Reading The Mysteries of Udolpho

Woman on a balcony by Carl Gustav Carus
(=the front cover picture on my copy of Udolpho
)
After finishing Wuthering Heights, I picked up another
classic novel, that I first started reading a year or two ago, but for some reason or other lay aside again. The book is Ann Radcliffe's The Mysteries of Udolpho from 1794, and I have been curious about it ever since I first read Jane Austen's Northanger Abbey, which parodies this and other Gothic novels.

After 220 pages out of 670 (which is further along than I got last time) I'm still wondering when I'll be getting to the "gothic" stuff; or if I shall have to review my whole concept of that word.

So far, the heroine has spent most of her time gazing out over tranquil landscapes, feeling generally faint. Well, she has lost her parents, and had to leave her childhood home, and her beloved fiancé, and is on the verge of being forced into marriage with another man whom she does not love (or even respect). But all is happening at a very slow pace - I suppose in a way reflecting the very slow pace of travelling by horse and carriage in those days! - set against impressive mountains, peaceful valleys full of sheep and shepherds and dancing(!) peasants, fresh verdure and colourful sunsets, French chateaus surrounded by vast parks, and Venetian palaces overlooking canals with gondolas... (We're nowhere near the mysterious Udolpho yet, but the name has recently been introduced in passing once or twice...)

The most interesting part of it all so far is really that the author herself had never actually travelled and seen the landscapes that she so meticiously describes...

However, by writing down that I intend to finish the book this time, I'm hoping this will help me keep my resolution to do so! ;-)
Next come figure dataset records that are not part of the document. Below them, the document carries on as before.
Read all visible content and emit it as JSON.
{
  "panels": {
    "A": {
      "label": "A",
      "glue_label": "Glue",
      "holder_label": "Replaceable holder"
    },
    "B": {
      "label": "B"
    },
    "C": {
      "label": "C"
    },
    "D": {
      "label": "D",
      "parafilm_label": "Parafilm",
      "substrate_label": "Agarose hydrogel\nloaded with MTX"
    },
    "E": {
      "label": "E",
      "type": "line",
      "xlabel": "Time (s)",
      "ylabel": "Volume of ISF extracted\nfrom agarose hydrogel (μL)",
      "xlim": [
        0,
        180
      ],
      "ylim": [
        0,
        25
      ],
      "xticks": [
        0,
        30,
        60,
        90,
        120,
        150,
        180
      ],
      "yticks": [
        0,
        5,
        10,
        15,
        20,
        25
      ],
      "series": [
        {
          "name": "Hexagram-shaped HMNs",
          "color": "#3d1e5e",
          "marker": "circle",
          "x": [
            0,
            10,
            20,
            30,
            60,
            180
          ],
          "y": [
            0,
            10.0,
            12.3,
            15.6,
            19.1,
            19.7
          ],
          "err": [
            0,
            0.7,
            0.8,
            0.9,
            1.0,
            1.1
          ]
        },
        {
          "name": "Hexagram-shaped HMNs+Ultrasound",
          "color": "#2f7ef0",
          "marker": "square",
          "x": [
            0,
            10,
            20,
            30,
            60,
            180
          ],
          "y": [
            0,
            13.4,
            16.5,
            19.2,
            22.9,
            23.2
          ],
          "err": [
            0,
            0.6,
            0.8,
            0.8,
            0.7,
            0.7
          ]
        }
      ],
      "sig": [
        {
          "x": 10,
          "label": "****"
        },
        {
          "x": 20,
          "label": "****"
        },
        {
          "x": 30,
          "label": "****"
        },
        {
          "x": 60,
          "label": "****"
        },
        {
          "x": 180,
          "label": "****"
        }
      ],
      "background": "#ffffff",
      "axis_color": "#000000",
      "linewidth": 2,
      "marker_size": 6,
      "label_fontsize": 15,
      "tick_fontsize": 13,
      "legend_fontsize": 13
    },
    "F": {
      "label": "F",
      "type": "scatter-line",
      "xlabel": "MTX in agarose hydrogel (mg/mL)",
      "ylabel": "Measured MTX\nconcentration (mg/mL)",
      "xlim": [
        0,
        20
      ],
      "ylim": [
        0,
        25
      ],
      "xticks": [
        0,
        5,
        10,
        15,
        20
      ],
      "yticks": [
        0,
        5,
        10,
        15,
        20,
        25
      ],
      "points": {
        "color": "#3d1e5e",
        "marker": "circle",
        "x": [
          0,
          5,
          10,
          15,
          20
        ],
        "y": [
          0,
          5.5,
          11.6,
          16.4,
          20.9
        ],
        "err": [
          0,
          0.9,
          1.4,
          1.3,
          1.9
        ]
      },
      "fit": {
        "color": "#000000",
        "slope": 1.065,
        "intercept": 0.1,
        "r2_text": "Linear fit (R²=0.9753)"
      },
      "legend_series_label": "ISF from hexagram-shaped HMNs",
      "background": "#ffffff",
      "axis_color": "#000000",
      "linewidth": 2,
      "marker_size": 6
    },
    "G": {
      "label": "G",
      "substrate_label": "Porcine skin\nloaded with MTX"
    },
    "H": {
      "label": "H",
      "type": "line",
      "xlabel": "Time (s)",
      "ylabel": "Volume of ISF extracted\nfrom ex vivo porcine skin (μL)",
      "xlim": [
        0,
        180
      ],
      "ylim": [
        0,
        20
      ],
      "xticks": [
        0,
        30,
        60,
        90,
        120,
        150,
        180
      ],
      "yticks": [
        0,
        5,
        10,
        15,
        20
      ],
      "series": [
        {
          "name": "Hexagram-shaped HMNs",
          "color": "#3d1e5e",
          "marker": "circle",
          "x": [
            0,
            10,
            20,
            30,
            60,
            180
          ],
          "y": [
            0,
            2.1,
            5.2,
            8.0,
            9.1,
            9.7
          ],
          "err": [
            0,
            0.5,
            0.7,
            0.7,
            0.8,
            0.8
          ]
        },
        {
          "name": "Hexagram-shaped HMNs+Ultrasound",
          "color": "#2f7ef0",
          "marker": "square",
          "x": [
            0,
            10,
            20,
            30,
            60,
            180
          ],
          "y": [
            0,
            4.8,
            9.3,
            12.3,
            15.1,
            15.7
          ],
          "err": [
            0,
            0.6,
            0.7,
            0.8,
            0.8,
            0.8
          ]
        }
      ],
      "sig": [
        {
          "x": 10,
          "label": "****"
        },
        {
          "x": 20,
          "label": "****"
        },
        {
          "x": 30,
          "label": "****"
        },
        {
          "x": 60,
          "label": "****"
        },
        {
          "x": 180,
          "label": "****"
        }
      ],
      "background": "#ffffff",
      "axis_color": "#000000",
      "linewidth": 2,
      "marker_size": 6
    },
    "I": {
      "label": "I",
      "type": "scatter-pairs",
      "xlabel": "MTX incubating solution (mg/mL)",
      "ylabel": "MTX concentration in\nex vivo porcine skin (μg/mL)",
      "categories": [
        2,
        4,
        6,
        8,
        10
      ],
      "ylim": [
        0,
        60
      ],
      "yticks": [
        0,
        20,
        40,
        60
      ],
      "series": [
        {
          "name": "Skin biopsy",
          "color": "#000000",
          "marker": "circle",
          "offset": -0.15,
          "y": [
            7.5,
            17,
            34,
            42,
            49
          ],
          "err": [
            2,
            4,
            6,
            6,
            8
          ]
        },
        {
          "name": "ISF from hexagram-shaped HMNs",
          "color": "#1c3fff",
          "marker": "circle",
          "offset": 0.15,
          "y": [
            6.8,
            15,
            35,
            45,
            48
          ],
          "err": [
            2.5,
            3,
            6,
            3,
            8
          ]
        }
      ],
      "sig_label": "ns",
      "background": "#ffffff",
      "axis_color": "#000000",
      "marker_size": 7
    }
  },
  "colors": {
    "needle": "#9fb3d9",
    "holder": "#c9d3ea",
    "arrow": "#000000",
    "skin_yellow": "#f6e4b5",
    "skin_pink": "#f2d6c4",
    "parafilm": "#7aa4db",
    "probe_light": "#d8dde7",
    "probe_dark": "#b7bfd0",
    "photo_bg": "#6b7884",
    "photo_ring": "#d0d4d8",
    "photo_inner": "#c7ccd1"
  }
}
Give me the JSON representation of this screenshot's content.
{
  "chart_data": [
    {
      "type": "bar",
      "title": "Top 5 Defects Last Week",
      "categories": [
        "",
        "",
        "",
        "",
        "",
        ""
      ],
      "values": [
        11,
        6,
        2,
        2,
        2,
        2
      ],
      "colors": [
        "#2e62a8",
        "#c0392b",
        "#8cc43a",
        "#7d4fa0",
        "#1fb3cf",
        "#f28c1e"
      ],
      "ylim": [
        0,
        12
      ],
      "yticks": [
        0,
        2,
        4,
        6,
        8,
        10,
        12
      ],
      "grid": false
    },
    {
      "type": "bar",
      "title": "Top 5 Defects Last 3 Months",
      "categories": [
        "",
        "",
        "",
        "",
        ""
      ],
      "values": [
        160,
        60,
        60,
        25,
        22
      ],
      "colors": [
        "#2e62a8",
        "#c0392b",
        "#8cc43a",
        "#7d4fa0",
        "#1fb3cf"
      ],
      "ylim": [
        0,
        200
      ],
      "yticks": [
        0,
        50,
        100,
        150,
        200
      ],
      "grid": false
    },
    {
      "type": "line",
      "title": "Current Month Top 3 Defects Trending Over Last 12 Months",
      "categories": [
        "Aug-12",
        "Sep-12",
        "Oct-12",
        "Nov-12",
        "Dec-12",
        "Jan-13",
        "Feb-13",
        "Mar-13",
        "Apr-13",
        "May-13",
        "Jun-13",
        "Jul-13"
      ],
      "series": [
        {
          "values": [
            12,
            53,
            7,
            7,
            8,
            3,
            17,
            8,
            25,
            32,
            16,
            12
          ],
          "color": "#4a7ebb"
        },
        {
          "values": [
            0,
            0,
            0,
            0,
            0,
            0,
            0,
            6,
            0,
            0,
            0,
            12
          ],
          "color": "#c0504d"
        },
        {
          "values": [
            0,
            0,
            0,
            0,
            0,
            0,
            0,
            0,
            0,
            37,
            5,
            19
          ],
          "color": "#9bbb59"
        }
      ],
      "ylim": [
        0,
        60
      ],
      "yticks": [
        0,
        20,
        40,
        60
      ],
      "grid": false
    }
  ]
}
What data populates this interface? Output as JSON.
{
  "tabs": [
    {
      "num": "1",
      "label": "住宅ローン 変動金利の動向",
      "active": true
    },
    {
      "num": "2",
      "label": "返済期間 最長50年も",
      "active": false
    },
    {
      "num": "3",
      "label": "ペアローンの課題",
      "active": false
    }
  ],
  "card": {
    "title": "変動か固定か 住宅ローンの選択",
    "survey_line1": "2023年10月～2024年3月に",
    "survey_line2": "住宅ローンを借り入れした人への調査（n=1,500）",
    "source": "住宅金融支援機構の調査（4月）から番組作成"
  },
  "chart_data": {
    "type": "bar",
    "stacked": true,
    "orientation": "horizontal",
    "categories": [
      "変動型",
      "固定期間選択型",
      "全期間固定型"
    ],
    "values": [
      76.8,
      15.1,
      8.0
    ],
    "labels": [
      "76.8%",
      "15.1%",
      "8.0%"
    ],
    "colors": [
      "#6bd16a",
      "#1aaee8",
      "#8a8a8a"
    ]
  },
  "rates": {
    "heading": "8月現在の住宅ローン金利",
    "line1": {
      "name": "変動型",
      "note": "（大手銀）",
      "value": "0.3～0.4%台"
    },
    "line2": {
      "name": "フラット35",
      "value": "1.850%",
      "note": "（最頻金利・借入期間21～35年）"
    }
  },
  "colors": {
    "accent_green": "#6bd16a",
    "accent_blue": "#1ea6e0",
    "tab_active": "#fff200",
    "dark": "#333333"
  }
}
Here's a teaser from the last chapter I read, Volume 2, Ch IV - a conversation between heroine Emily and her aunt:

'...I wish to see you happy, and it is your own fault if you are not so. I would ask you, now, seriously and calmly, what kind of a match you can expect, since a Count cannot content your ambition?'
'I have no ambition whatever, madam,' replied Emily, 'my only wish is to remain in my present station.'

2 comments:

California Girl said...

You are a patient soul. 660 pages & you're 200+ through and nothing much is happening? I couldn't do it. I am currently trying to read "Arthur & George" by Julian Barnes. Problem is, the story is becoming more sad and I know it's based on a true mistaken identity/innocent goes to jail and I just don't know if I can bear it. I find as I've grown older I am less apt to want to read anything disturbing or rambling. For disturbing, I can turn on the news. As for rambling discourses with or without a point...I can blog! :)

DawnTreader said...

:) I'm not always as patient. If I just happen to pick up a book randomly, and find it hard to concentrate on, or feel that I'm not in the right mood for it, I don't usually feel obliged to finish it. But since Udolpho is supposed to be a Gothic classic, and I've made it a sort of project to read some of those, including this one, I really want to get through it. (Others I've read are Dracula by Bram Stoker, and The Castle of Otranto by Horace Walpole. Dracula was a lot more readable than I expected. Otranto is a comparatively short story, but hard to make head or tail of.)